I was fortunate to receive a travel grant to present my research in a short, three-minute slot plus poster at the Herrenhäuser Konferenz: Big Data in a Transdisciplinary Perspective in Hanover, Germany. Here’s what I’ll be saying (pretty strictly) in my slot this afternoon. Some of it is designed to respond to the time format (if you scroll down you will see that there is an actual bell).
Big Data is coming to history. The advent of web archived material from 1996 onwards presents a challenge. In my work, I explore what tools, methods, and approaches historians need to adopt to study web archives.

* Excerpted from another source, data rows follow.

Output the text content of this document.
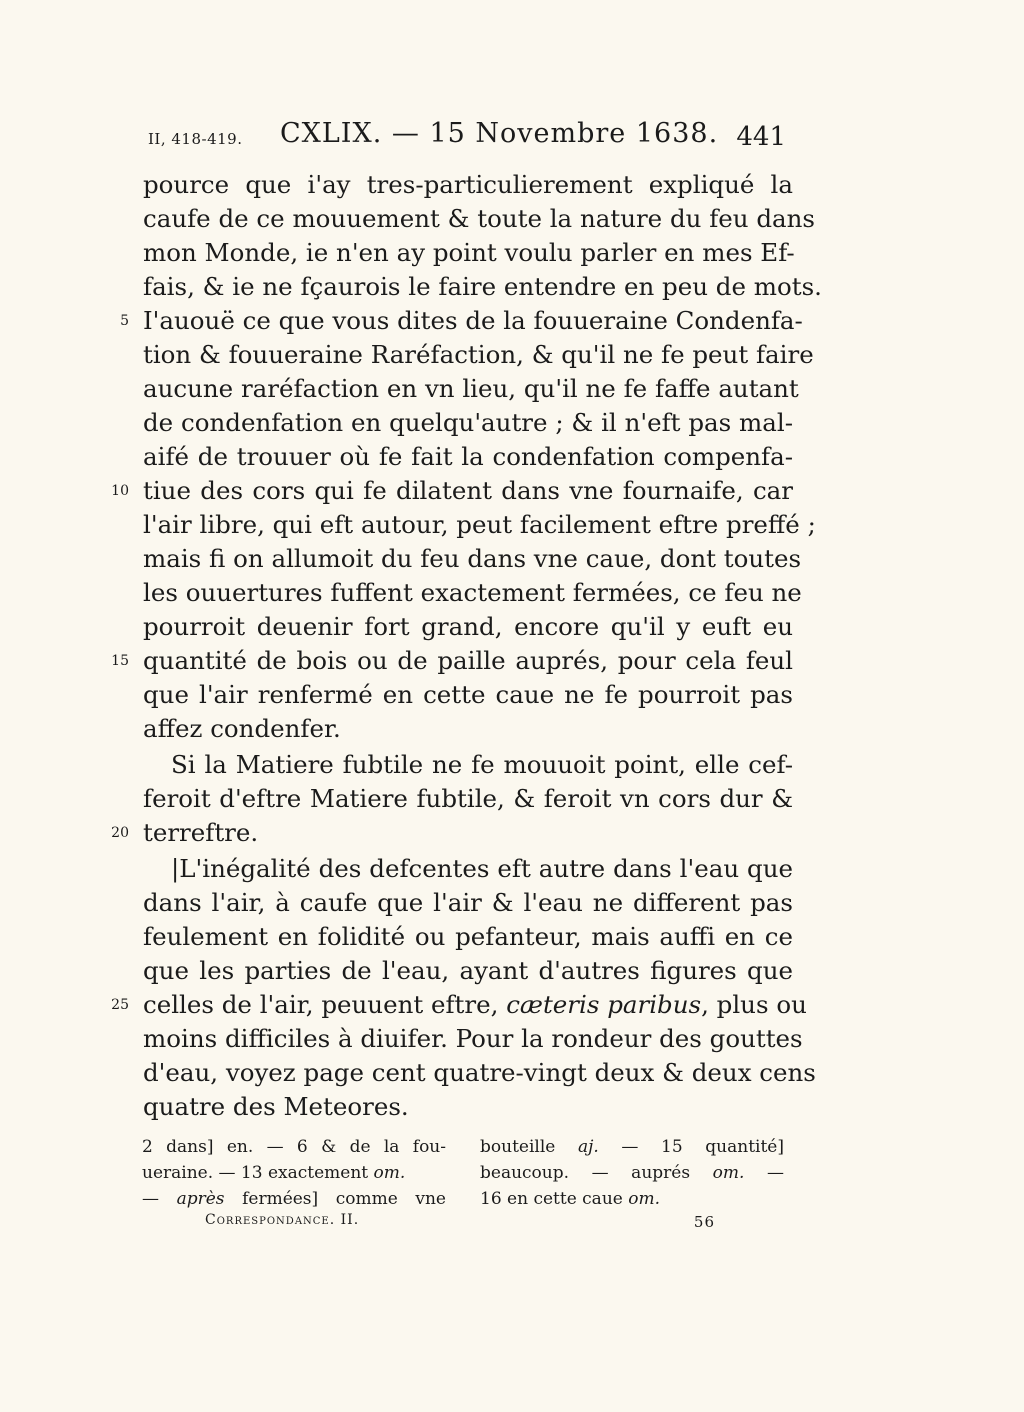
II, 418-419. CXLIX. — 15 Novembre 1638. 441
pource que i'ay tres-particulierement expliqué la
caufe de ce mouuement & toute la nature du feu dans
mon Monde, ie n'en ay point voulu parler en mes Ef-
fais, & ie ne fçaurois le faire entendre en peu de mots.
5 I'auouë ce que vous dites de la fouueraine Condenfa-
tion & fouueraine Raréfaction, & qu'il ne fe peut faire
aucune raréfaction en vn lieu, qu'il ne fe faffe autant
de condenfation en quelqu'autre ; & il n'eft pas mal-
aifé de trouuer où fe fait la condenfation compenfa-
10 tiue des cors qui fe dilatent dans vne fournaife, car
l'air libre, qui eft autour, peut facilement eftre preffé ;
mais fi on allumoit du feu dans vne caue, dont toutes
les ouuertures fuffent exactement fermées, ce feu ne
pourroit deuenir fort grand, encore qu'il y euft eu
15 quantité de bois ou de paille auprés, pour cela feul
que l'air renfermé en cette caue ne fe pourroit pas
affez condenfer.
Si la Matiere fubtile ne fe mouuoit point, elle cef-
feroit d'eftre Matiere fubtile, & feroit vn cors dur &
20 terreftre.
|L'inégalité des defcentes eft autre dans l'eau que
dans l'air, à caufe que l'air & l'eau ne different pas
feulement en folidité ou pefanteur, mais auffi en ce
que les parties de l'eau, ayant d'autres figures que
25 celles de l'air, peuuent eftre, cæteris paribus, plus ou
moins difficiles à diuifer. Pour la rondeur des gouttes
d'eau, voyez page cent quatre-vingt deux & deux cens
quatre des Meteores.
2 dans] en. — 6 & de la fou-
ueraine. — 13 exactement om.
— après fermées] comme vne
bouteille aj. — 15 quantité]
beaucoup. — auprés om. —
16 en cette caue om.
Correspondance. II.	56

GeoCities lets us test this. It will be one of the largest records of the lives of non-elite people ever. The Old Bailey Online can rightfully describe their 197,000 trials as the “largest body of texts detailing the lives of non-elite people ever published” between 1674 and 1913. But GeoCities, drawing on the material we have between 1996 and 2009, has over thirty-eight million pages.
These are the records of everyday people who published on the Web, reaching audiences far bigger than previously imaginable.
I approach GeoCities by asking questions such as: did they have a real community? How did people understand the Web in its earliest days?
GeoCities was a unique place. It rapidly grew, reaching millions of users in a few years. It concept helped to bridge the locally-based networks of the early 1990s and BBSes with the wide open Web – it clustered users together in neighbourhoods, from the children-focused EnchantedForest, the family-focused Heartland, the education-focused Athens. Users relied on each other to find content: from living next to each other in neighbourhoods, to linking to each other using Web rings.
This unique early experiment in the history of the Web came to halt in 2009 when Yahoo! shuttered it. If it hadn’t been for the timely intervention of Archive Team and others such as the Internet Archive, GeoCities would have been lost forever.
It would be as if the Old Bailey had been thrown on the fire pit of history.
Through text analysis and data mining, we can begin to approach the question of whether GeoCities users experienced community, and whether the neighbourhood system worked. We can do this through a few quick ways.
- use topic modeling to take various neighbourhoods and communities and see what recurring concepts appear; do these line up with the descriptions? Was there coherence?
- we can find the ‘community leaders’ that provided instructional support, extract their pages, and run content analysis to see what they provided – more than a word cloud, but it fit on the slide!
- we can move between distant reading and close reading, using link structures and topics, to tell detailed stories;
- and we can extract hundreds of thousands of images, arrange them, and begin to see different profiles that tie neighbourhoods together.
My findings suggest that yes the web archives of GeoCities reveal a vibrant, interconnected community of users taking their first steps out on the Web. It makes a case for why this sort of work matters, both to our understanding of the early Web as well as human culture more generally in the 1990s.
Web archives are the archives of the future, and to access them requires a look towards Big Data.
And, no lightning talk post would be complete without a picture of the timekeeper: in this case, the dreaded bell.